Inicialização/Montagem
No AngularJS, a inicialização do componente é representada pela função $onInit. Essa é a função que o AngularJS executa no momento em que o componente está totalmente pronto para uso. Ou seja, o template já está renderizado e todos os bindings estão vinculados ao controller.
No React, tarefas que devem ser executadas em momentos específicos do ciclo de vida do componente são passadas para uma função chamada useEffect. Embora não muito intuitivo, o nome da função faz alusão ao termo side effect. Através do useEffect tem-se a garantia que a tarefa só será executada depois da completa montagem do componente.
Playground online: $onInit, useEffect.
Remoção/Desmonte
Da mesma maneira que em certas ocasiões precisamos executar tarefas somente após a completa montagem de um componente, em outras precisamos executar uma tarefa no momento imediatamente anterior ao seu desmonte. Imagine que na inicialização de um componente é adicionado um listener ao document. Esse listener deverá ser obrigatoriamente removido no momento do desmonte do componente. Caso contrário, toda vez que esse componente for inicializado o mesmo listener será novamente adicionado ao document causando a replicação indesejada do comportamento.
No AngularJS, o método do controller que nos oferece a possibilidade de executar uma tarefa imediatamente antes do desmonte do componente se chama $onDestroy.
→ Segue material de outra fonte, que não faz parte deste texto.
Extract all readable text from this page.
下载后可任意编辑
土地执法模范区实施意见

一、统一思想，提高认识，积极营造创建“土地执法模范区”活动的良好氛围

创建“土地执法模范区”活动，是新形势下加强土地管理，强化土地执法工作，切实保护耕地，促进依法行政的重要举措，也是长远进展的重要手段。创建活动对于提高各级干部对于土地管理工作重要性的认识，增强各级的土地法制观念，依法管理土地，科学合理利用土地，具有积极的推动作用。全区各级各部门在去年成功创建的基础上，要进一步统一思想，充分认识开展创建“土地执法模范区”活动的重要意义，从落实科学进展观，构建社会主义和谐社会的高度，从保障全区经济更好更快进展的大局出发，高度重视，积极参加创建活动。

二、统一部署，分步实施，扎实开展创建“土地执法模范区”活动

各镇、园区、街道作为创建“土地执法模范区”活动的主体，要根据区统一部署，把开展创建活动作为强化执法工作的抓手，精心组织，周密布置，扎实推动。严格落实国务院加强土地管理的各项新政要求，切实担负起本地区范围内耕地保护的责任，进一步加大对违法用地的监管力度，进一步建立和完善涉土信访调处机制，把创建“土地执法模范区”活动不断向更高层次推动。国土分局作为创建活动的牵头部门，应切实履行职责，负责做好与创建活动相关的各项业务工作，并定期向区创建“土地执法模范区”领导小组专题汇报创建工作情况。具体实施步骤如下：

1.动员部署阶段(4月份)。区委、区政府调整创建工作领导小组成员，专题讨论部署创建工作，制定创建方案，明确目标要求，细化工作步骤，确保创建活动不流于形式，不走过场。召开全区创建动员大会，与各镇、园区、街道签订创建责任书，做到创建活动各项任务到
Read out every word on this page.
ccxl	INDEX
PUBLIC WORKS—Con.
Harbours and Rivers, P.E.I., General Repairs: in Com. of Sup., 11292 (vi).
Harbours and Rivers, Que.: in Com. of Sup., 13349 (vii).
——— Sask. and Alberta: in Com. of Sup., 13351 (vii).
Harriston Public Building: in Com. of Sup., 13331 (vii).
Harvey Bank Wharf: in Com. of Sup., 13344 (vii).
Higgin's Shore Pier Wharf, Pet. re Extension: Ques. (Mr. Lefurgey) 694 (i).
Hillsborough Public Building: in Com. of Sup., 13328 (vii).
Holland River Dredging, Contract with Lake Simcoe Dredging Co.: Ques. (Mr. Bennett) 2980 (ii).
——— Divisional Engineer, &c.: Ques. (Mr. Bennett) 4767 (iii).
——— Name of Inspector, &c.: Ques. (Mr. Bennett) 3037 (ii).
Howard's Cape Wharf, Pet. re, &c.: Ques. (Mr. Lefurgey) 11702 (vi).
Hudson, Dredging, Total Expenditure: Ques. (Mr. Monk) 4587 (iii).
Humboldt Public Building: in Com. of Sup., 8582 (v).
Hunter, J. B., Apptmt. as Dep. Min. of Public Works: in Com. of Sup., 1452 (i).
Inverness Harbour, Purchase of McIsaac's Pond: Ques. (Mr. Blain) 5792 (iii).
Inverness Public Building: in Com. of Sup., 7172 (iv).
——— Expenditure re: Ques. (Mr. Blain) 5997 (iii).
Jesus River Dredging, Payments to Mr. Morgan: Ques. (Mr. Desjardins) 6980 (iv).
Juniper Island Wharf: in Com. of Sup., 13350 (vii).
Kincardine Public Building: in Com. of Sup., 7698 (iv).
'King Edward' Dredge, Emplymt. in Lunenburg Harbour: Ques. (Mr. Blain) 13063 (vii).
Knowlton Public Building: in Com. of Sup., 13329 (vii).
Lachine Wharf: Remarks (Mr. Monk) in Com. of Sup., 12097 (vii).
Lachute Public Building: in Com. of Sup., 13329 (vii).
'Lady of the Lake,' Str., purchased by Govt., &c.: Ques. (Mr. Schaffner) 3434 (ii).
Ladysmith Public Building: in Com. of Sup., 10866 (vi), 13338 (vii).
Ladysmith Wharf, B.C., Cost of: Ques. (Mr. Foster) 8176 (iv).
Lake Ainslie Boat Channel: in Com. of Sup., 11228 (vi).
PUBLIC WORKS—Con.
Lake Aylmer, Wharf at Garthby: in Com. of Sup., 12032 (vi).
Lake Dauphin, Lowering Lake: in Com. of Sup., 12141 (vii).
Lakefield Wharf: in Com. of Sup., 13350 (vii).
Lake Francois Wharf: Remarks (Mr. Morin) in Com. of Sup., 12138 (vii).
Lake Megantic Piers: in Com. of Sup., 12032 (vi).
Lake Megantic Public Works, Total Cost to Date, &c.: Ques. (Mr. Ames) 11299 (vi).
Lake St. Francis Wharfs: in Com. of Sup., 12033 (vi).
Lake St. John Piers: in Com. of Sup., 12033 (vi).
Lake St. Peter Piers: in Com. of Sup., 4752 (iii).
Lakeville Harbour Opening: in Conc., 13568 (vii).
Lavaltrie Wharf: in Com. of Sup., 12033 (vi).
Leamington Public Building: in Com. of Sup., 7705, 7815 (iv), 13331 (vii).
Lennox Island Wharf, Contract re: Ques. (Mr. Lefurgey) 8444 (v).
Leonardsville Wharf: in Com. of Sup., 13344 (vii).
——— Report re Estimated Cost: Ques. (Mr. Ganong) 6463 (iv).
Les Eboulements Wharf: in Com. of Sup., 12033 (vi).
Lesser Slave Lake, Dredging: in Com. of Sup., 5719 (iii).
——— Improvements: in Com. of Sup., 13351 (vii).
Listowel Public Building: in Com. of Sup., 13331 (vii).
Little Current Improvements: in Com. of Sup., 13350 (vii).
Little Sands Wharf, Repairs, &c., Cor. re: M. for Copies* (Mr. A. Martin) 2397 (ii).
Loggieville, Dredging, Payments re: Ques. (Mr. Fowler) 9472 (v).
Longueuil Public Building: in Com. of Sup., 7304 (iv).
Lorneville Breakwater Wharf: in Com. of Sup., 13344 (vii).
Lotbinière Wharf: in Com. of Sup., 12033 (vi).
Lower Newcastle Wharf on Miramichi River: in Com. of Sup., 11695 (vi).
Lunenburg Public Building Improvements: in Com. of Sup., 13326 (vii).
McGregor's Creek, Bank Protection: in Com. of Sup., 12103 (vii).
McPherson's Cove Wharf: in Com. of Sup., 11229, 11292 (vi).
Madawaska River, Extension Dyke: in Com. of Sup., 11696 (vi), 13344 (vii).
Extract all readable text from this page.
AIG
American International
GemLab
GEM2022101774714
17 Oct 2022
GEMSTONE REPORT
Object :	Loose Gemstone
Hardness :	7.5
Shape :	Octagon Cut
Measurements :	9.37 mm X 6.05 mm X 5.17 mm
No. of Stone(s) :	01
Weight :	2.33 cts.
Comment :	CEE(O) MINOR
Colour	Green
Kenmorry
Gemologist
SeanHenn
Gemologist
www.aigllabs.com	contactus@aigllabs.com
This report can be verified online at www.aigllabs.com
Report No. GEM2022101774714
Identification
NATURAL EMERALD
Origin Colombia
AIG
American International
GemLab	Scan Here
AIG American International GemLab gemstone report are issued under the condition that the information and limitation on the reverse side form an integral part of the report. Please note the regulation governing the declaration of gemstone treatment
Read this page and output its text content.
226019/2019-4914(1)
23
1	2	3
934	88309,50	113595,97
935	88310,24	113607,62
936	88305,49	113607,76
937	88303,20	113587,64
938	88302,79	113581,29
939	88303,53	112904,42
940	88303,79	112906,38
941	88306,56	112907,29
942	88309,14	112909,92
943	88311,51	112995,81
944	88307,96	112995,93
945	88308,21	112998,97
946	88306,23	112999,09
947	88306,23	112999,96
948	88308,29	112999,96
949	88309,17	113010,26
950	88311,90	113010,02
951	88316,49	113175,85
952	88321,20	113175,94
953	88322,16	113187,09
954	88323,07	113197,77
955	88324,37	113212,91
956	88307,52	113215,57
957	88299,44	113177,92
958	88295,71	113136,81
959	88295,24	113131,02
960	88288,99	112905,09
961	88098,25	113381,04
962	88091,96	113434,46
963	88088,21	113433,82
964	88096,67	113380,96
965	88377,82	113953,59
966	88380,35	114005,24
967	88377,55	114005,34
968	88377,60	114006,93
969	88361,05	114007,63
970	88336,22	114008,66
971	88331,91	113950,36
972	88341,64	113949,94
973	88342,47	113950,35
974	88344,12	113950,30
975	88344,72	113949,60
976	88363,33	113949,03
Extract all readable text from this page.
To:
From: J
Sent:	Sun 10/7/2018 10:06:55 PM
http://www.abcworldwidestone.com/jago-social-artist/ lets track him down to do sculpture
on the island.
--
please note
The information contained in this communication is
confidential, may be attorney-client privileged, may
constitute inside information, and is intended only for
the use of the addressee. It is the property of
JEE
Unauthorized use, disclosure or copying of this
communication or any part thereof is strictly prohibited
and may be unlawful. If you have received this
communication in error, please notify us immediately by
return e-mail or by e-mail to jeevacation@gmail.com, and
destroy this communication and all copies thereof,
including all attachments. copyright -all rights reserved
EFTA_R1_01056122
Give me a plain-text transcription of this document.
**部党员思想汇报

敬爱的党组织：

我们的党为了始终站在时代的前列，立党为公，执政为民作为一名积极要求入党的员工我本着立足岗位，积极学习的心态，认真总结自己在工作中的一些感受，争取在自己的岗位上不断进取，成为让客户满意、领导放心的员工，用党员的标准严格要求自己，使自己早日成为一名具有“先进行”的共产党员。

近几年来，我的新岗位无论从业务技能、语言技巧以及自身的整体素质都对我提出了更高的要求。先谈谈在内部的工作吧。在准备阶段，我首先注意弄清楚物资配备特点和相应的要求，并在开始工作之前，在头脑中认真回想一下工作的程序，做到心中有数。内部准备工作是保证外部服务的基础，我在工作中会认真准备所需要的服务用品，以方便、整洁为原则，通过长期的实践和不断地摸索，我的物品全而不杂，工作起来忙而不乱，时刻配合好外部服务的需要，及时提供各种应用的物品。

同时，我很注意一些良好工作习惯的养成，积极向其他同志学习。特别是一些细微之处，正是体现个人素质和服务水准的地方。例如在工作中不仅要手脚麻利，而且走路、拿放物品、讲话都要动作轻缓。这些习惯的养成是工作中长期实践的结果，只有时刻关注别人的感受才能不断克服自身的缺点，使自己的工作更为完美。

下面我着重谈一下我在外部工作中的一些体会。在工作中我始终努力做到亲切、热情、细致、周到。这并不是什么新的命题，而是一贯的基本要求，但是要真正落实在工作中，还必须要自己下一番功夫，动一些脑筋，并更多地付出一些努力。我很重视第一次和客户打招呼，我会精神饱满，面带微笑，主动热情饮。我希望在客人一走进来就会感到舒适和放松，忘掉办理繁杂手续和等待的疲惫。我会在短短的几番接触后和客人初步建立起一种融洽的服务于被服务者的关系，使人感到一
No React, novamente recorremos à função useEffect. No caso anterior, é passada como parâmetro para useEffect uma função que será executada no momento em que o componente estiver montado por completo. Se for necessário executar uma tarefa no momento imediatamente anterior ao desmonte do componente, essa função deverá retornar uma outra função. É nessa outra função retornada que deverão estar as tarefas a serem executadas imediatamente antes do desmonte do componente.
Playground online: $onDestroy, useEffect.
Como se pode perceber, o componente React não muda tanto quando a aparência de seu código pode sugerir. Uma vez entendidas as diferenças no formato, um programador acostumado a desenvolver componentes com AngularJS não terá dificuldades em criar, a partir de então, componentes utilizando React.